A colored digital ink illustration of Lokiceratops, an extinct horned ceratopsian dinosaur, depicted walking towards the viewer with its body half in deep shadow. It's a bulky quadrupedal dinosaur with a large beak and a neck frill, somewhat resembling its distant relative Triceratops, but while it has similar long brow horns the rest of its head ornamentation is different. It has no nose horn, and its frill is rather squarish in shape, with two large curving blade-like spikes at the top that aren't symmetrical. It's body is colored mottled brown and it head is colored orange-red with yellow blotchy markings.

Lokiceratops rangiformis was a ceratopsian dinosaur that lived during the Late Cretaceous (~78 million years ago) in what is now Montana, USA. Estimated at about 6.7m long (~22ft), it was one of the largest known members of the centrosaurine branch of the ceratopsians.

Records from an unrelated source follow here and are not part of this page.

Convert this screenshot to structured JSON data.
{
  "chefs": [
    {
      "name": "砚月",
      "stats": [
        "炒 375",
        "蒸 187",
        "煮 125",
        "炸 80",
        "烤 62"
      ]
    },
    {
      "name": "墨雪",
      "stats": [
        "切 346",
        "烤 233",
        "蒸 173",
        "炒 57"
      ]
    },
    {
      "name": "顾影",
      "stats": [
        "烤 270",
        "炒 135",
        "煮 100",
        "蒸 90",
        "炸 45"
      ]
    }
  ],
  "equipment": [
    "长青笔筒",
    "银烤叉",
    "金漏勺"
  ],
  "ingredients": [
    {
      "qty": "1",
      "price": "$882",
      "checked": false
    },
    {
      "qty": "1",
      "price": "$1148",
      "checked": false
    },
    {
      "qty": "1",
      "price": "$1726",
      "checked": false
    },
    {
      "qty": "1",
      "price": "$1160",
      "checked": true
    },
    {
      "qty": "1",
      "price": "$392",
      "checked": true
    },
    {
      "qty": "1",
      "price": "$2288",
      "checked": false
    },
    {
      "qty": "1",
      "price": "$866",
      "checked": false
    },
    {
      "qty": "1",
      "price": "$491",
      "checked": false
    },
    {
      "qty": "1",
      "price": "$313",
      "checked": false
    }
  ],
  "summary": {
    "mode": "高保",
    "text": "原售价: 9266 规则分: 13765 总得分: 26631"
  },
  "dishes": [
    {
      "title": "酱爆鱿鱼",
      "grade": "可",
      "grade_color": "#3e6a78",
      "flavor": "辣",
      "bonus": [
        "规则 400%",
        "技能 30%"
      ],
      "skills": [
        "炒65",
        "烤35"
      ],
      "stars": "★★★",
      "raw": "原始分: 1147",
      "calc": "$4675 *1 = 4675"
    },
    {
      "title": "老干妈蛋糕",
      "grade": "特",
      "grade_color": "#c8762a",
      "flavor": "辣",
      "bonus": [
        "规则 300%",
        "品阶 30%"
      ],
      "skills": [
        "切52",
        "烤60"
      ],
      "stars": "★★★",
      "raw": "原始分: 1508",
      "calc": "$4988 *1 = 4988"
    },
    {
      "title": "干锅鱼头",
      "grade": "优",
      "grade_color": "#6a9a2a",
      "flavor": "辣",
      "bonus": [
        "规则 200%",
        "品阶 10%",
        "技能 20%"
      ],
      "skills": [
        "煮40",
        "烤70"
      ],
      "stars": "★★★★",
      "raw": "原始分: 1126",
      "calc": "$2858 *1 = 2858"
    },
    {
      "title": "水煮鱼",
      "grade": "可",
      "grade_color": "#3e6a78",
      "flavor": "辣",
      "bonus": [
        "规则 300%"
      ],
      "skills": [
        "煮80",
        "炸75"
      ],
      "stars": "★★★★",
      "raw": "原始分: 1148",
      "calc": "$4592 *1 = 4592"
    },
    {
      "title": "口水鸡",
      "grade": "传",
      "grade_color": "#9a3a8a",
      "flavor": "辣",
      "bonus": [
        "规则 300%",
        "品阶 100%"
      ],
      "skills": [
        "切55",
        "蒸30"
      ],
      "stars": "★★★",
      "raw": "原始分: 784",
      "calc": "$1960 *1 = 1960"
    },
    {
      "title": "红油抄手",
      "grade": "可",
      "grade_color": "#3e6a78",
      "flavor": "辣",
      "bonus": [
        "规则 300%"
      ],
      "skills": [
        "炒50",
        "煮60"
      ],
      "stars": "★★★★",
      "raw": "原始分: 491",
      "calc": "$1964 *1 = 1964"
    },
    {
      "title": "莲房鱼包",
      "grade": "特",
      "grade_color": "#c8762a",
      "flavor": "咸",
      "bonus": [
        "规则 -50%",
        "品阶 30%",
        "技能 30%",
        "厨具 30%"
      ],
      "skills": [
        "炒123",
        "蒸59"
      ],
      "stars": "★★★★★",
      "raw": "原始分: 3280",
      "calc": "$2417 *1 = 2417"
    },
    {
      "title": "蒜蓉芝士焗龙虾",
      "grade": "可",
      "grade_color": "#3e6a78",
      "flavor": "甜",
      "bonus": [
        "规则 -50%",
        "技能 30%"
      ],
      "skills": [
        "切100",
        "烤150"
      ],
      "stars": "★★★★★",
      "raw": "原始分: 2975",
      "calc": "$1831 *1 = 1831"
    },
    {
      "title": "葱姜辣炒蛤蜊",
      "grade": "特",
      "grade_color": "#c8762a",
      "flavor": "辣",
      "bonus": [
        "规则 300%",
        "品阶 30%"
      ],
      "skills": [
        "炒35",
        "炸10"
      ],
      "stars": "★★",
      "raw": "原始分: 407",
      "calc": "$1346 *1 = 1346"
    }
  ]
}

It had a unique arrangement of ornamentation on its skull, with no nose horn, two long brow horns, and a pair of huge asymmetrical curving blade-like spikes on the top of its square frill – some of the largest known frill spikes of any ceratopsian.

It lived in a swampy environment near the shore of the Western Interior Seaway, in an area that seems to have had an unusually high diversity of ceratopsians – along with Lokiceratops there were three other centrosaurines (Medusaceratops, Albertaceratops, and Wendiceratops), and one chasmosaurine (Judiceratops).

(There’s also a possibility that it might not actually be a unique species. We know some other ceratopsians’ faces changed quite drastically as they aged, so Lokiceratops could instead represent a fully mature individual of Medusaceratops.)